The Scout Rangers, since its inception, has fought their battles wearing solid black military uniforms (sometimes tailored in the cut of the US Battle Dress Uniform). They also wear their black berets. This is said to pay homage to their mascot, the civet cat (Musang), and to their reputation to strike quickly in their operations, hence their motto of "We Strike". All their uniform insignias are embroidered and stitched in red.

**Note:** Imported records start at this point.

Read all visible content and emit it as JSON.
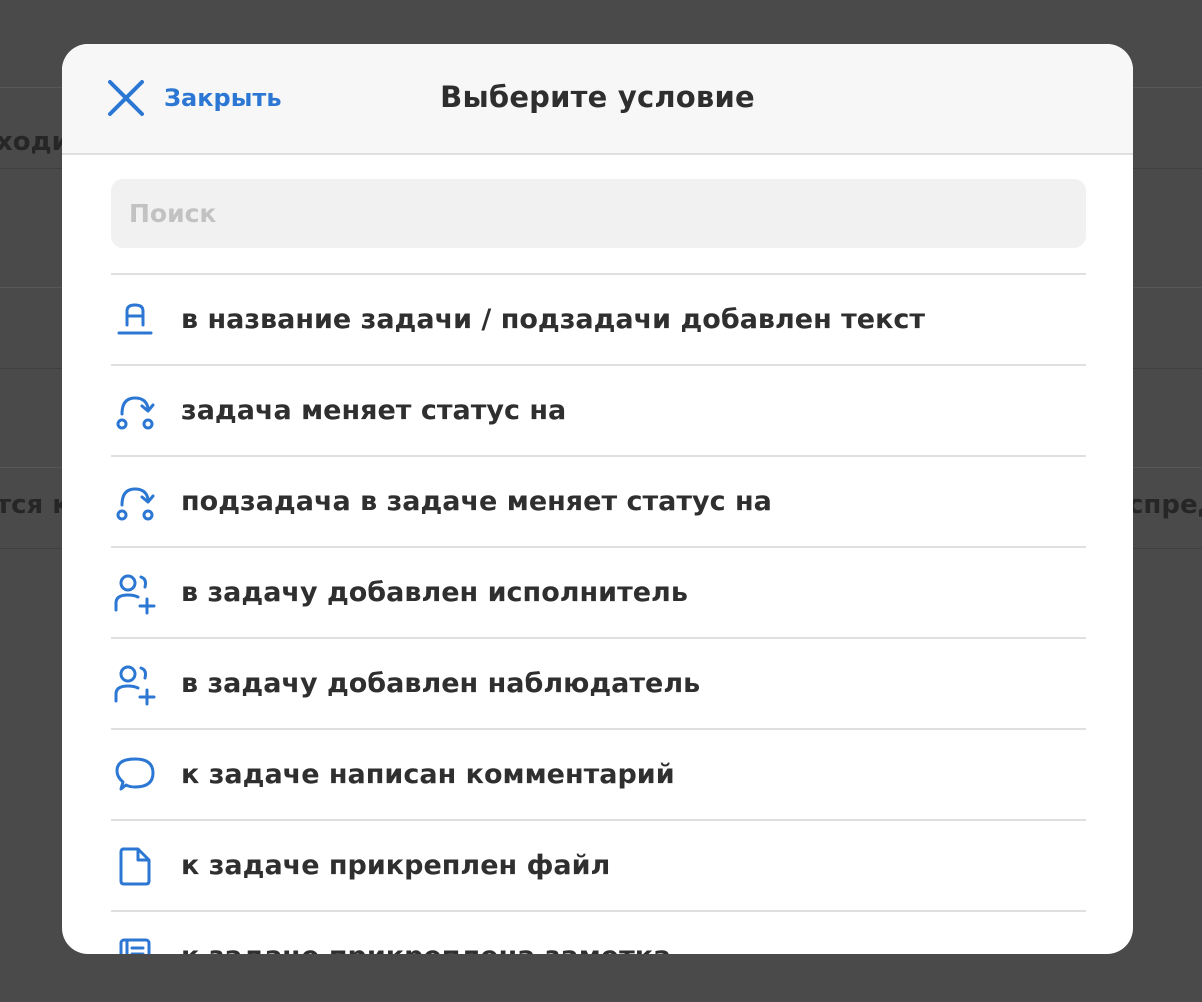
{
  "background": {
    "text_left_1": "ходи",
    "text_left_2": "тся к",
    "text_right_2": "спред"
  },
  "modal": {
    "close_label": "Закрыть",
    "title": "Выберите условие",
    "search_placeholder": "Поиск",
    "search_value": ""
  },
  "items": [
    {
      "icon": "text-underline-icon",
      "label": "в название задачи / подзадачи добавлен текст"
    },
    {
      "icon": "status-change-icon",
      "label": "задача меняет статус на"
    },
    {
      "icon": "status-change-icon",
      "label": "подзадача в задаче меняет статус на"
    },
    {
      "icon": "add-users-icon",
      "label": "в задачу добавлен исполнитель"
    },
    {
      "icon": "add-users-icon",
      "label": "в задачу добавлен наблюдатель"
    },
    {
      "icon": "comment-icon",
      "label": "к задаче написан комментарий"
    },
    {
      "icon": "file-icon",
      "label": "к задаче прикреплен файл"
    },
    {
      "icon": "note-icon",
      "label": "к задаче прикреплена заметка"
    }
  ],
  "colors": {
    "accent": "#2b77d3",
    "overlay": "#4a4a4a",
    "header_bg": "#f7f7f7",
    "search_bg": "#f1f1f1"
  }
}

But as paramilitary groups, security guards, police forces (such as the PNP SWAT teams), and even the Communist rebels also started to adopt black military uniforms, FSSR has adopted the Scout Ranger Distinctive Uniform (SRDU) in around 2009-2010, for the sole intention to help operators identify their comrades in battle. Later on, the SRDU was reserved only for drill and parade purposes. The SRDU uses a pixelated camouflage pattern akin to the US Army's Universal Camouflage Pattern (UCP), albeit using a black-grey-white color scheme.

In the present time, Scout Rangers prefer to fight their battles using surplus US Woodland BDUs, the vintage DPM-derived AFP Battle Dress Attire (BDA), and the currently issued Philippine Army Pattern (PHILARPAT) BDUs.

== Collaboration with foreign SOFs==
During the Cold War, the FSRR provided training for prospective commandos of the Royal Laotian Army. They have also trained constantly with US special forces and the Australian SASR.

In November 2021, the Scout Rangers have conducted joint training with Kopassus operators.

In 2024 and 2025, the FSRR participated in exercises alongside the SFR(A) with Cambodian special forces units.